“We trust our commanders to take our sons and daughters into war,” said Luria, a former commander in the U.S. Navy. “We trust them to make decisions when people are risking their lives. But yet we’re sitting here [debating] whether we trust them to make decisions regarding people in their command. I believe there’s a disconnect.”
Luria spoke during a hearing Tuesday in the U.S. House Armed Services Subcommittee on Military Personnel that explored commanders’ role in sexual assault prosecutions. It was chaired by California Rep. Jackie Speier, a Democrat who plans to introduce legislation this Congress that would empower independent special prosecutors with decision-making authority in military sexual assault cases.
Despite reforms, assault rates remain “way too high” and reporting rates are “perilously low,” Speier said. “Victims of sexual assault spend the rest of their lives coping with the mental and physical aftereffects” of abuse while “perpetrators often get off Scott-free.”
Sexual violence and harassment is pervasive in the military — and more common than in civilian life, according to Protect Our Defenders, a nonprofit organization in Northern Virginia. Some 15,000 men and women in the military were sexually assaulted in 2016, and the vast majority of victims (81 percent) did not report the crime.
Despite reforms, retaliation is common against those who do report, and prosecution and conviction rates are low. In 2017, only eight percent of “unrestricted reports” of sexual assault and rape were tried by court-martial, and only three percent of offenders were convicted of a nonconsensual sexual offense, according to Protect Our Defenders.
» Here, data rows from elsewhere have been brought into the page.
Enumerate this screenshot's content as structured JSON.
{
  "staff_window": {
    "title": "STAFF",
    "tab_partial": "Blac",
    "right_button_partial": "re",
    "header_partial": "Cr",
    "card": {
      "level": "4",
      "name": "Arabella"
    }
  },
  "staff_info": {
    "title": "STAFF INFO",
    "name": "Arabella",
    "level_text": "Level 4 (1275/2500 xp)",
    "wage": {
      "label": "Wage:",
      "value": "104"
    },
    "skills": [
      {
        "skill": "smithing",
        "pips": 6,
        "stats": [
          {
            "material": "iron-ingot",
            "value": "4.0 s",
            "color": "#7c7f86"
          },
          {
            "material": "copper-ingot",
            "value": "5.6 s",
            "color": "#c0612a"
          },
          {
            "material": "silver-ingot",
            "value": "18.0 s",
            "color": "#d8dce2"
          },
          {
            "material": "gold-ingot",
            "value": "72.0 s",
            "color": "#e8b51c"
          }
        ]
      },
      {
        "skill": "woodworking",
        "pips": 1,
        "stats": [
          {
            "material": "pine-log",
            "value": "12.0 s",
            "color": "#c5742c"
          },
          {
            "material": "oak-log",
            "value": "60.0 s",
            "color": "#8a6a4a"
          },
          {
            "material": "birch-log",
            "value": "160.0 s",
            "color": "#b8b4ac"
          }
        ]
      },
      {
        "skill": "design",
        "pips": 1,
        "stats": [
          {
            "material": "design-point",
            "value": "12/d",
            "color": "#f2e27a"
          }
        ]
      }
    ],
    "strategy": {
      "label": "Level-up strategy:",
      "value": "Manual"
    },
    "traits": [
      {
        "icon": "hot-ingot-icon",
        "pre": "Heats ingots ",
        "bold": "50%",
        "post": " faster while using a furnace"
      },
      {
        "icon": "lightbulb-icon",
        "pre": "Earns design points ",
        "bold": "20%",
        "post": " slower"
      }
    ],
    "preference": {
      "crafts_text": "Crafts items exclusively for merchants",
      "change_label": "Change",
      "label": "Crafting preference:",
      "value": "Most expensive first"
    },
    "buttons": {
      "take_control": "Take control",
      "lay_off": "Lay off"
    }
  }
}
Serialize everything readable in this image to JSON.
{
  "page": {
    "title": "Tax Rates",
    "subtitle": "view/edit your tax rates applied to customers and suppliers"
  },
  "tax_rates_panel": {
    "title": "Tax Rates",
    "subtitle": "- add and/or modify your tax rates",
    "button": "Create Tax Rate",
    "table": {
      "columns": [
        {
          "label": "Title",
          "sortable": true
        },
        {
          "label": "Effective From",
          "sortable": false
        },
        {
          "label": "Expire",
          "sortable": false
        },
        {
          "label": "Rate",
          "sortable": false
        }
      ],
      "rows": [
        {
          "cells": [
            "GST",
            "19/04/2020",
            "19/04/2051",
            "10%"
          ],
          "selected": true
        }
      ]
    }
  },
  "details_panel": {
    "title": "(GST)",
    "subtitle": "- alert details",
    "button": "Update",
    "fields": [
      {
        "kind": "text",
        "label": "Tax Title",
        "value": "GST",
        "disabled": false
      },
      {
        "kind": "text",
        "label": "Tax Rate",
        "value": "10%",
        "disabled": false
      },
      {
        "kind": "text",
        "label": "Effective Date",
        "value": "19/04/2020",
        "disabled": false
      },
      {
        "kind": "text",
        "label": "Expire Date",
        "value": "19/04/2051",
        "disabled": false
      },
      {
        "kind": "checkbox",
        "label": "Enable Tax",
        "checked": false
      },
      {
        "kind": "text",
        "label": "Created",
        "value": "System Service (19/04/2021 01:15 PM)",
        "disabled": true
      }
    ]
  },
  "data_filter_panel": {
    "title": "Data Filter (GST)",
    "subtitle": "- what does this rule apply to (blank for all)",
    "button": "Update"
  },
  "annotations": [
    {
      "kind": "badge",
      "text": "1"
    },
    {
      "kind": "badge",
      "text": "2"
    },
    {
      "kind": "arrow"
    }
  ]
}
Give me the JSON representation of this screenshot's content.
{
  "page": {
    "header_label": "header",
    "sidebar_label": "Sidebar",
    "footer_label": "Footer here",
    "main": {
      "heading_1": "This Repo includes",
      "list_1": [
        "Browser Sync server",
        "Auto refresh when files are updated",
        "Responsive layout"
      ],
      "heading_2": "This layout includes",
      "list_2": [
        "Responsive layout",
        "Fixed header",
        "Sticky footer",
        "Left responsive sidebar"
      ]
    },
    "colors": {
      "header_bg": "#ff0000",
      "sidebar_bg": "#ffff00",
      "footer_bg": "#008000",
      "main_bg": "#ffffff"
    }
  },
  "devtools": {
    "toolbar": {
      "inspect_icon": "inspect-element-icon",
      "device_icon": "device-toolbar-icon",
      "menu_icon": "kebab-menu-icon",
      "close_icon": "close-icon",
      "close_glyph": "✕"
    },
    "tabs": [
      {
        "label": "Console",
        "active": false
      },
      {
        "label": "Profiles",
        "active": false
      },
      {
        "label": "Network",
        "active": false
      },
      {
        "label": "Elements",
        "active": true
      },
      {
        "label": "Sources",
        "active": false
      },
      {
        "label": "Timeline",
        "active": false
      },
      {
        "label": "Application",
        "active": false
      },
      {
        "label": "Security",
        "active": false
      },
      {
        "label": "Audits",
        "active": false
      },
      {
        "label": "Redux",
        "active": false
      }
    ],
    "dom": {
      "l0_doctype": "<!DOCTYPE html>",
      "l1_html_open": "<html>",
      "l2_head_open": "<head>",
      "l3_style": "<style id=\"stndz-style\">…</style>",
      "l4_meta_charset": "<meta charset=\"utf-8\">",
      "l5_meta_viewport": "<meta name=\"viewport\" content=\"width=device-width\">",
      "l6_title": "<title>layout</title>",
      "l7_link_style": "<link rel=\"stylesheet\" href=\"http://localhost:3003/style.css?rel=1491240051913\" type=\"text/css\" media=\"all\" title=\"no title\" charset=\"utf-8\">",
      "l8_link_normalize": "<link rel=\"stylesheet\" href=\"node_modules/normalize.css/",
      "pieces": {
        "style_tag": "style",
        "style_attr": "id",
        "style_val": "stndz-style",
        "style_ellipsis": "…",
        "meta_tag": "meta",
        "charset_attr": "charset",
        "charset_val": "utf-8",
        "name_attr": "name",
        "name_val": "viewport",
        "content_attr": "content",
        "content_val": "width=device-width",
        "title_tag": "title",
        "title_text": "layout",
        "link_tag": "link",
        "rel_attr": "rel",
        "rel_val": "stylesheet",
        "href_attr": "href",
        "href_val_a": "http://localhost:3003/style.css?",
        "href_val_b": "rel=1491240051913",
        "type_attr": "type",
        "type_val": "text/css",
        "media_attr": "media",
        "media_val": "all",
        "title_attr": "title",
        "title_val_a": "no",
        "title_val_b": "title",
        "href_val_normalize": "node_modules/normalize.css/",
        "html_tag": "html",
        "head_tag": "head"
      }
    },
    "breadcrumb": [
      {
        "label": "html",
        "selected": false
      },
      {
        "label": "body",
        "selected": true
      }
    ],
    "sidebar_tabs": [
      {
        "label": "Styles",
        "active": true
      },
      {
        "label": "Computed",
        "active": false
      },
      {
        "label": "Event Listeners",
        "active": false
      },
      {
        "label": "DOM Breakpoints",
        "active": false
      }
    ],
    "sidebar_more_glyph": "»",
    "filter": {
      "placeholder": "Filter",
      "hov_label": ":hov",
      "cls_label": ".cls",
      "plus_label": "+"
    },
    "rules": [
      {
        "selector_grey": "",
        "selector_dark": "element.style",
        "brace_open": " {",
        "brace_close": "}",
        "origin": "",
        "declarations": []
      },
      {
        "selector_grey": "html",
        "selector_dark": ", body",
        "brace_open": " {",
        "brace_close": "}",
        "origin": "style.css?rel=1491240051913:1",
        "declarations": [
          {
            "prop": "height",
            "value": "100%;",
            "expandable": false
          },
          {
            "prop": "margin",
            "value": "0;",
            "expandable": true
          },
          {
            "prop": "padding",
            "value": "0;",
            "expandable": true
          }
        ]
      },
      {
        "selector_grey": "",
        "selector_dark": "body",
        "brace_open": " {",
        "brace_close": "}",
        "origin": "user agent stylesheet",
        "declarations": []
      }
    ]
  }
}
“Something here is fundamentally broken, and we need to act urgently,” Speier said, adding that she’s “convinced” that transferring power to independent prosecutors is a key part of the solution.
Three witnesses who experienced sexual assault during their military careers shared the sentiment. The current system, in which commanders decide how to respond to reports of sexual assault and harassment, creates a conflict of interest that often undermines victims, they said.
Luria, who commanded a combat-ready unit of 400 sailors before winning election in 2018, told the Virginia Mercury that this issue is “very important” but disagrees with Speier’s solution – and said she’s not alone. “In my casual conversations with people on both sides of the aisle, I really haven’t found anyone who thinks this is a good idea.”
She said commanders’ decision-making authority is “inextricably tied” to their ability to command and to instill good order and discipline in their units.
But Don Christensen, the former chief prosecutor of the U.S. Air Force and president of Protect Our Defenders, disagreed. “There is nothing inherent to command that qualifies someone to make prosecution decisions,” he testified.